Rigorously staged and soberly photographed by Darius Khondji, Amour is set almost entirely in the couple's flat, which seems to close in on them gradually. Haneke plays a few narrative tricks, but they are simple ones – disconcerting shifts of time, space and point of view.
As a theme, old age is virtually taboo in cinema, one that's rarely been addressed seriously: notable exceptions are Leo McCarey's 1937 melodrama Make Way for Tomorrow and Yasujiro Ozu's deathless Tokyo Story (1953).

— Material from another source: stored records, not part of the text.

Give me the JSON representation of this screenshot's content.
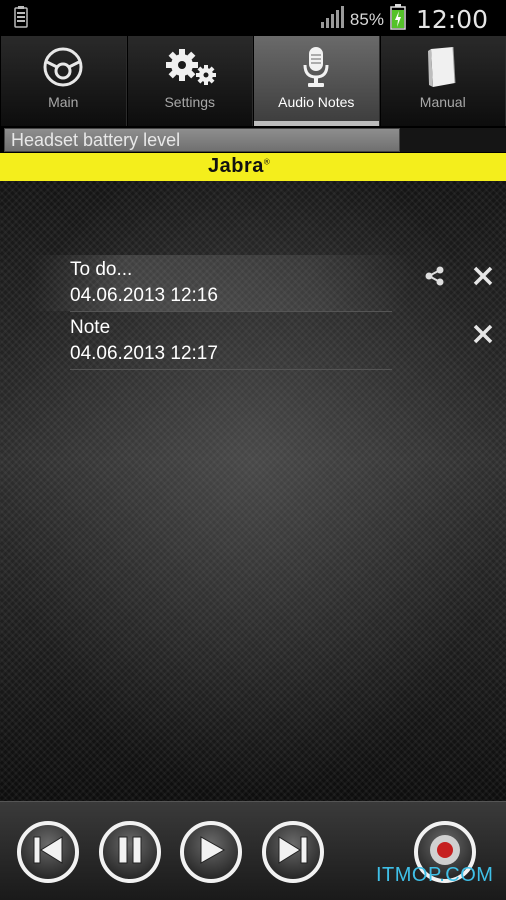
{
  "status_bar": {
    "battery_percent": "85%",
    "time": "12:00"
  },
  "tabs": [
    {
      "label": "Main",
      "icon": "target-icon",
      "active": false
    },
    {
      "label": "Settings",
      "icon": "gears-icon",
      "active": false
    },
    {
      "label": "Audio Notes",
      "icon": "microphone-icon",
      "active": true
    },
    {
      "label": "Manual",
      "icon": "book-icon",
      "active": false
    }
  ],
  "battery_bar": {
    "label": "Headset battery level"
  },
  "banner": {
    "brand": "Jabra"
  },
  "notes": [
    {
      "title": "To do...",
      "date": "04.06.2013 12:16",
      "shareable": true
    },
    {
      "title": "Note",
      "date": "04.06.2013 12:17",
      "shareable": false
    }
  ],
  "controls": [
    "previous-icon",
    "pause-icon",
    "play-icon",
    "next-icon",
    "record-icon"
  ],
  "colors": {
    "banner_yellow": "#f4ee1c",
    "record_red": "#c62020",
    "watermark": "#3fc0e8"
  },
  "watermark": "ITMOP.COM"
}
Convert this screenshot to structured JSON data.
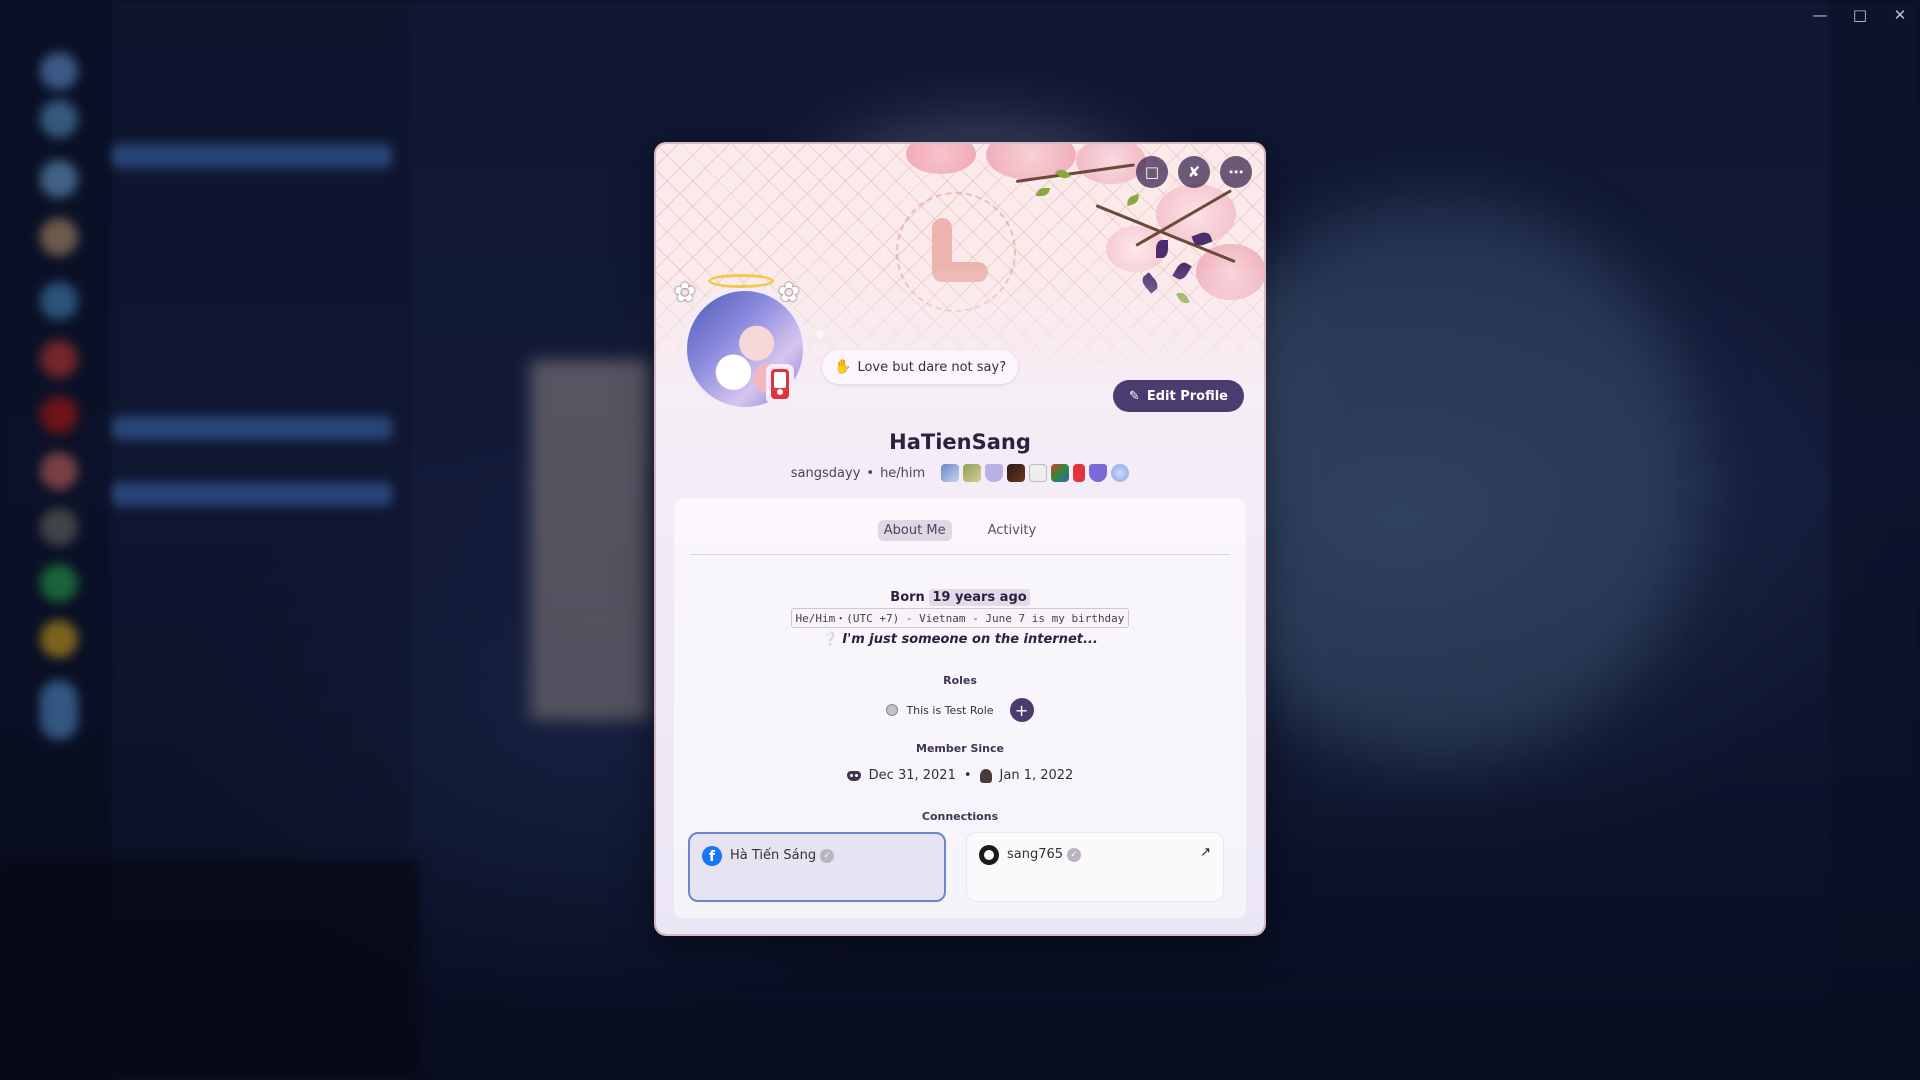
{
  "profile": {
    "display_name": "HaTienSang",
    "username": "sangsdayy",
    "pronouns": "he/him",
    "separator": "•",
    "custom_status": "Love but dare not say?",
    "edit_label": "Edit Profile"
  },
  "tabs": [
    {
      "label": "About Me",
      "active": true
    },
    {
      "label": "Activity",
      "active": false
    }
  ],
  "about": {
    "born_label": "Born",
    "born_value": "19 years ago",
    "info_line": "He/Him・(UTC +7) - Vietnam - June 7 is my birthday",
    "quote": "I'm just someone on the internet..."
  },
  "roles": {
    "title": "Roles",
    "items": [
      {
        "label": "This is Test Role",
        "color": "#c4c0c9"
      }
    ],
    "add_label": "+"
  },
  "member_since": {
    "title": "Member Since",
    "discord_date": "Dec 31, 2021",
    "server_date": "Jan 1, 2022"
  },
  "connections": {
    "title": "Connections",
    "items": [
      {
        "service": "facebook",
        "name": "Hà Tiến Sáng",
        "verified": true
      },
      {
        "service": "github",
        "name": "sang765",
        "verified": true
      }
    ]
  },
  "icons": {
    "nitro": "nitro-icon",
    "boost": "boost-icon",
    "more": "more-icon",
    "close": "close-window-icon"
  },
  "colors": {
    "accent": "#4a3c6e",
    "banner_pink": "#fbeaea",
    "facebook": "#1877f2"
  }
}
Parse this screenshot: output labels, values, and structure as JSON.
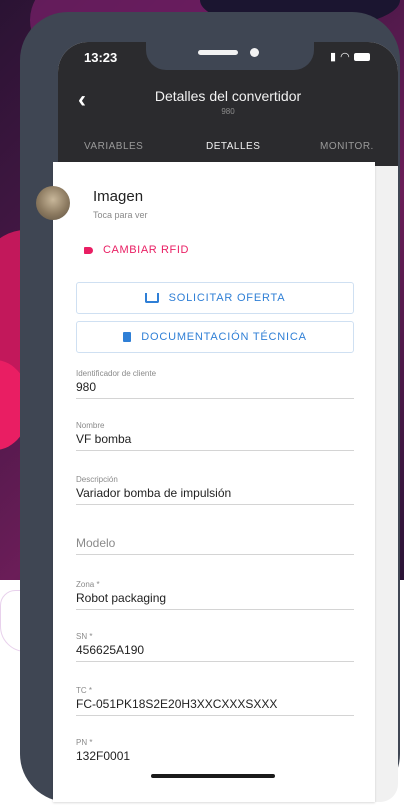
{
  "status_bar": {
    "time": "13:23"
  },
  "header": {
    "title": "Detalles del convertidor",
    "subtitle": "980"
  },
  "tabs": [
    {
      "label": "VARIABLES"
    },
    {
      "label": "DETALLES"
    },
    {
      "label": "MONITOR."
    }
  ],
  "image": {
    "title": "Imagen",
    "subtitle": "Toca para ver"
  },
  "actions": {
    "rfid_label": "CAMBIAR RFID",
    "offer_label": "SOLICITAR OFERTA",
    "docs_label": "DOCUMENTACIÓN TÉCNICA"
  },
  "fields": [
    {
      "label": "Identificador de cliente",
      "value": "980"
    },
    {
      "label": "Nombre",
      "value": "VF bomba"
    },
    {
      "label": "Descripción",
      "value": "Variador bomba de impulsión"
    },
    {
      "placeholder": "Modelo"
    },
    {
      "label": "Zona *",
      "value": "Robot packaging"
    },
    {
      "label": "SN *",
      "value": "456625A190"
    },
    {
      "label": "TC *",
      "value": "FC-051PK18S2E20H3XXCXXXSXXX"
    },
    {
      "label": "PN *",
      "value": "132F0001"
    }
  ],
  "colors": {
    "accent": "#e91e63",
    "link": "#2f7fd6",
    "header": "#2b2b2e"
  }
}
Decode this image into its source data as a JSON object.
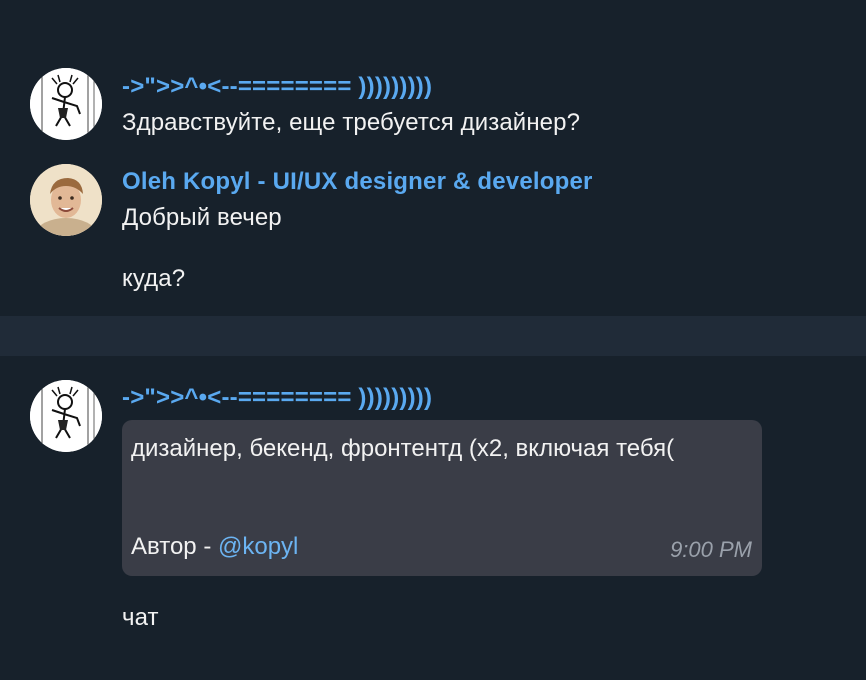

But no one has gone quite as far as Haneke in exploring the topic, or done so with such unforgiving honesty. The tough message of Amour is that, finally, neither family nor culture, nor even love, will protect any of us from the solitude of the brink. (A characteristically brittle Isabelle Huppert plays the role of the couple's daughter; the audience is left to decide whether her character is that of a villain, a victim or a humanly complex combination of both.)
Amour does not make for comfortable viewing, but Haneke treats his audience as intelligent grown-ups in a way that no other film-maker does. If you're adult enough to watch it, then you'll find Amour a profound and bracing experience – and one that, like it or not, will tell you more about your life (yes, yours, sooner or later) than you'd imagine cinema would ever dare.